1. Sastra merupakan tulisan yang tidak melulu disusun ataupun dipakai sesuatu yang bersifat komunikatif yang instan dan digunakan dalam waktu tertentu. Sastra dipergunakan dalam suasana komunikasi yang diatur oleh suatu kebudayaan tertentu.
2. Mengacu pada sastra Barat, khususnya suatu bacaan drama serta cerita, bacaan sastra dicirikan dengan terdapatnya faktor fiksionalitas di dalamnya.
3. Bahan sastra diolah secara istimewa, terdapat yang menekankan secara ekuivalensi, terdapat yang menekankan penyimpangan tradisi bahasa, ataupun tata bahasa. Lebih jelasnya merupakan penekanan pada pemakaian faktor ambiguitas ( sesuatu kaya yang memiliki penafsiran lebih dari satu atau banyak makna).

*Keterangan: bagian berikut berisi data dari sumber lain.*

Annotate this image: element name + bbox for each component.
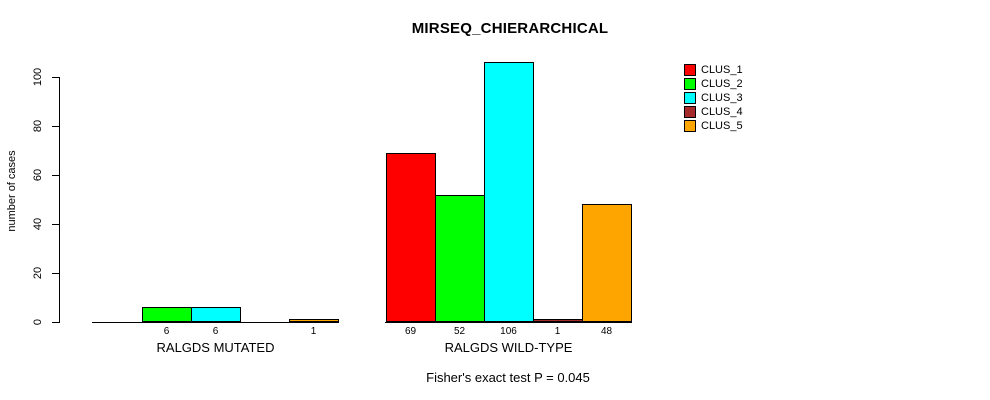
legend-color-swatch <box>684 106 696 118</box>
y-axis-tick-label: 0 <box>32 318 44 326</box>
bar-clus_2-2 <box>435 195 485 322</box>
legend-color-swatch <box>684 78 696 90</box>
bar-value-label: 1 <box>554 326 561 337</box>
bar-clus_4-2 <box>533 319 583 322</box>
bar-clus_1-2 <box>386 153 436 322</box>
x-axis-baseline <box>385 322 632 323</box>
x-axis-group-label: RALGDS MUTATED <box>156 340 275 355</box>
legend-label: CLUS_2 <box>701 78 743 90</box>
chart-title: MIRSEQ_CHIERARCHICAL <box>411 20 609 37</box>
bar-clus_5-2 <box>582 204 632 322</box>
y-axis-tick <box>52 77 59 78</box>
y-axis-tick <box>52 322 59 323</box>
bar-value-label: 6 <box>163 326 170 337</box>
bar-clus_5-1 <box>289 319 339 322</box>
y-axis-line <box>59 77 60 323</box>
bar-value-label: 69 <box>404 326 417 337</box>
legend-color-swatch <box>684 64 696 76</box>
fisher-test-annotation: Fisher's exact test P = 0.045 <box>426 370 590 385</box>
y-axis-tick-label: 20 <box>32 266 44 280</box>
y-axis-tick <box>52 175 59 176</box>
bar-value-label: 1 <box>310 326 317 337</box>
y-axis-tick-label: 80 <box>32 119 44 133</box>
bar-clus_2-1 <box>142 307 192 322</box>
x-axis-baseline <box>92 322 339 323</box>
legend: CLUS_1 CLUS_2 CLUS_3 CLUS_4 CLUS_5 <box>684 64 743 132</box>
y-axis-tick <box>52 273 59 274</box>
bar-clus_3-2 <box>484 62 534 322</box>
bar-value-label: 106 <box>500 326 517 337</box>
legend-item: CLUS_5 <box>684 120 743 132</box>
y-axis-tick-label: 40 <box>32 217 44 231</box>
legend-item: CLUS_2 <box>684 78 743 90</box>
bar-value-label: 48 <box>600 326 613 337</box>
bar-value-label: 52 <box>453 326 466 337</box>
y-axis-tick <box>52 224 59 225</box>
legend-label: CLUS_4 <box>701 106 743 118</box>
y-axis-tick-label: 60 <box>32 168 44 182</box>
legend-label: CLUS_5 <box>701 120 743 132</box>
y-axis-tick <box>52 126 59 127</box>
legend-item: CLUS_3 <box>684 92 743 104</box>
bar-value-label: 6 <box>212 326 219 337</box>
legend-label: CLUS_3 <box>701 92 743 104</box>
y-axis-tick-label: 100 <box>32 67 44 87</box>
x-axis-group-label: RALGDS WILD-TYPE <box>444 340 573 355</box>
legend-label: CLUS_1 <box>701 64 743 76</box>
legend-color-swatch <box>684 92 696 104</box>
legend-item: CLUS_1 <box>684 64 743 76</box>
legend-color-swatch <box>684 120 696 132</box>
legend-item: CLUS_4 <box>684 106 743 118</box>
bar-clus_3-1 <box>191 307 241 322</box>
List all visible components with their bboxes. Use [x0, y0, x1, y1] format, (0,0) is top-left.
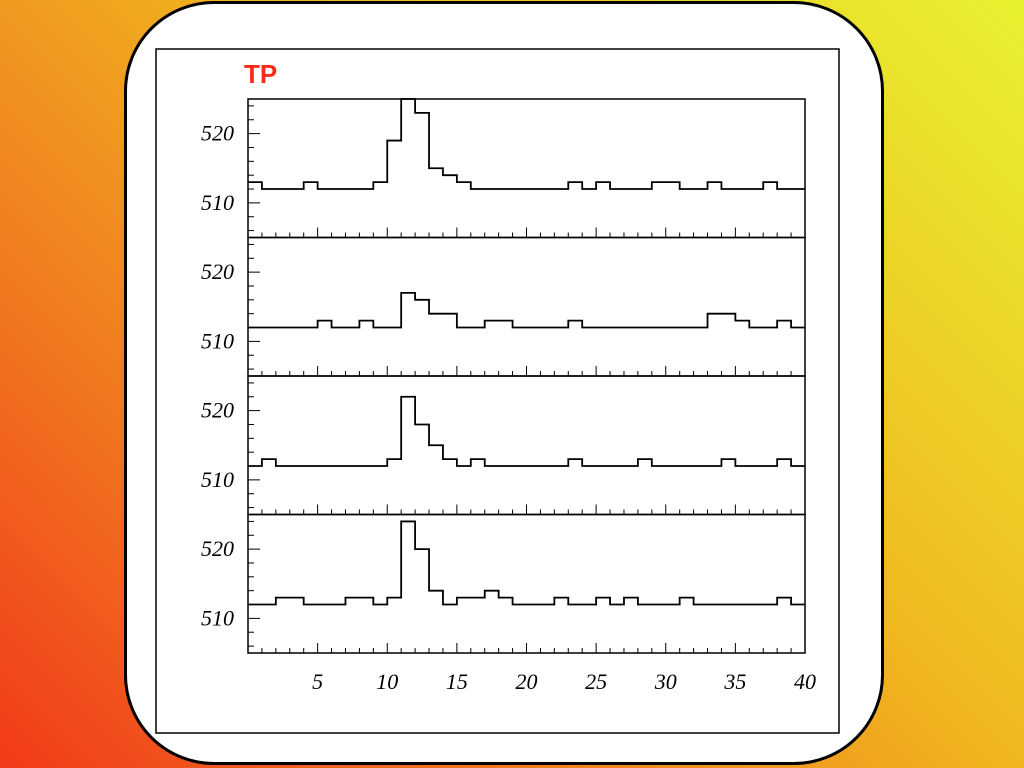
- chart-title: TP: [244, 59, 277, 89]
- y-tick-label: 520: [201, 121, 234, 146]
- histogram-series-3: [248, 395, 805, 467]
- x-tick-label: 15: [446, 669, 468, 694]
- histogram-series-4: [248, 520, 805, 606]
- panel-4: 510 520: [201, 513, 806, 654]
- panel-2: 510 520: [201, 236, 806, 377]
- panel-frame: [247, 98, 806, 239]
- panel-3: 510 520: [201, 375, 806, 516]
- x-tick-label: 40: [794, 669, 816, 694]
- histogram-series-2: [248, 292, 805, 329]
- panel-1: 510 520: [201, 98, 806, 239]
- y-tick-label: 510: [201, 328, 234, 353]
- x-tick-label: 35: [723, 669, 746, 694]
- histogram-series-1: [248, 98, 805, 190]
- x-tick-label: 10: [376, 669, 398, 694]
- y-tick-label: 520: [201, 536, 234, 561]
- y-tick-label: 510: [201, 605, 234, 630]
- panel-frame: [247, 375, 806, 516]
- y-tick-label: 520: [201, 398, 234, 423]
- x-tick-label: 25: [585, 669, 607, 694]
- figure-frame: [155, 48, 840, 734]
- panel-frame: [247, 236, 806, 377]
- y-tick-label: 510: [201, 190, 234, 215]
- x-tick-label: 5: [312, 669, 323, 694]
- panel-frame: [247, 513, 806, 654]
- y-tick-label: 510: [201, 467, 234, 492]
- y-tick-label: 520: [201, 259, 234, 284]
- x-tick-label: 30: [654, 669, 677, 694]
- x-tick-label: 20: [516, 669, 538, 694]
- slide-card: TP 510 520 510 520 510 520 510 520 5 10 15 20 25 30 35…: [124, 1, 884, 765]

4. Suatu karya sastra bisa kita baca dengan makna yang berbeda- beda. Selama makna tersebut wajar, sekaligus dalam membaca suatu karya, sastra bergantung pada kualitas karya sastra bersangkutan, serta keahlian pembaca dalam berteman dengan teks- teks sastra.
Berbeda dengan asumsi Wellek dan Warren serta kalangan romantik di atas, Teeuw ( 1988) berupaya mendefinisikan sastra dengan memakai arti yang tercantum dalam kata‘ sastra’ tersebut dengan metode menyamakan nama serta penafsiran kata tersebut pada sebagian negara-negara. Dalam bahasa Barat digunakan, untuk nama , Literatur ( Jerman), littérature ( Prancis), literature ( Inggris) semua penulisan tersebut berasal dari bahasa Latin litteratura. Kata litteratura awalnya berasal dari kata Yunani gramatika; litteratura serta gramatika tiap- tiap bersumber pada kata littera serta gramma yang berarti‘ huruf’( tulisan, letter).
Litteratura banyak dipakai untuk puisi dan tata bahasa; misalnya dalam bahasa Perancis dipakai kata lettré. Belanda geletterd adalah berperadaban dengan kompetensi atau keahlian khususnya di bidang sastra, Inggris man of letters. Literature dan sebagainya, biasanya dalam bahasa Barat modern: semuanya suatu yang tertulis, atau penggunaan bahasa dalam wujud tertulis.
Dalam bahasa Jerman, sangat aktif mencari kata yang berasal dari Jerman asli untuk dijadikan konsep asing dipakai 2 kata Jerman asli, ialah Schrifftum, yang meliputi seluruh suatu yang terlulis, sebaliknya Dichtung umumnya terbatas pada tulisan yang tidak langsung berkaitan dengan realitas, jadi yang mengacu pada rekaan, serta secara implisit ataupun eksplisit memiliki nilai estetik.
Berangkat dari beragam pendapat yang berkaitan dengan pendefinisian sastra yang beragam tersebut, hingga golongan akademik kerap kali sastra pula didefinisikan cocok dengan kerangka teori yang mendasarinya. Menurut teori objektif, sastra bisa diartikan seperti karya seni yang utuh dan berdiri sendiri atau otonom, bebas dari pengarang, realita atau pembaca. Bersumber dari teori mimetik karya sastra disebut seperti tiruan alam ataupun reflesksi dari kehidupan.
Dari teori ekspresif karya sastra dilihat menurut ekspresi sastrawan, ungkapan perasaan serta hati sastrawan, ataupun hasil dari imajinasi sastrawan yang bekerja dengan pendapat, pikiran ataupun perasaannya. Selain itu, bersumber pada teori pragmatik karya sastra ditatap, seperti fasilitas untuk mengantarkan tujuan tertentu. Misalnya nilai- nilai ataupun ajaran kepada pembaca ( Abrams, 1981).